Site icon PinterPolitik.com

Husnuzan FPI Pada PKI, Mungkinkah?

Husnuzan FPI Pada PKI, Mungkinkah

Imam Besar Front Pembela Islam (FPI) Habib Rizieq Shihab saat bertemu dengan Komisi III DPR pada 2017 silam. (Foto: indeksberita.com)

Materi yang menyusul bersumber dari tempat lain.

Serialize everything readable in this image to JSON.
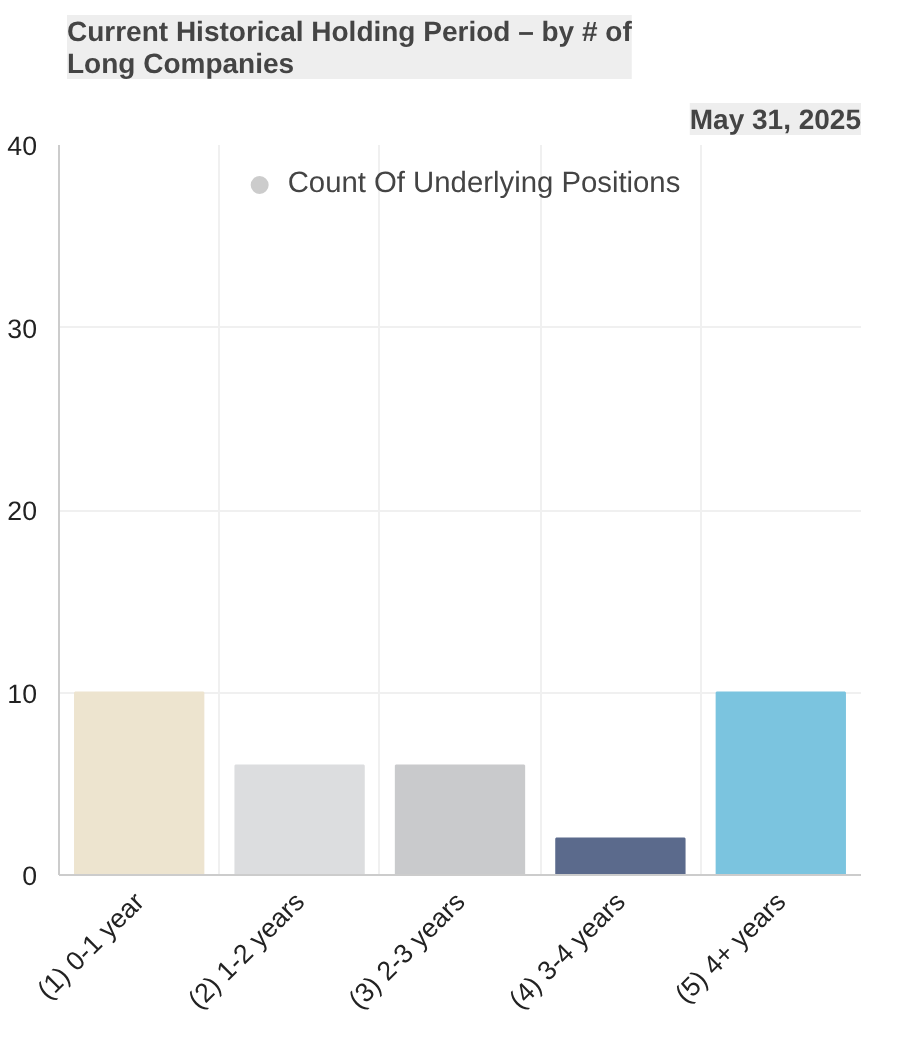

Pasca penusukan terhadap Syekh Ali Jaber, Front Pembela Islam (FPI) bereaksi dengan menyerukan siaga jihad untuk melawan upaya yang mereka katakan sebagai percobaan pembunuhan yang serupa dengan yang dilakukan Partai Komunis Indonesia (PKI). Lantas mengapa PKI masih saja menjadi momok bagi sebagian kalangan dalam tatanan sosial-politik tanah air?


PinterPolitik.com

Lelucon “Assalamu’alaikum, yang gak jawab PKI!” mungkin tak asing lagi di kalangan milenial maupun generasi Z, yang sekaligus dapat memberikan sedikit gambaran tentang bagaimana isu yang terkait dengan Partai Komunis Indonesia (PKI) dalam persepsi segmen muda tersebut.

Namun bagi sebagian kalangan lainnya, isu seputar PKI masih sangat membekas dan terus diwaspadai, terlepas apakah hal itu berlatarbelakang filosofis, historis maupun politis, atau kombinasi ketiganya.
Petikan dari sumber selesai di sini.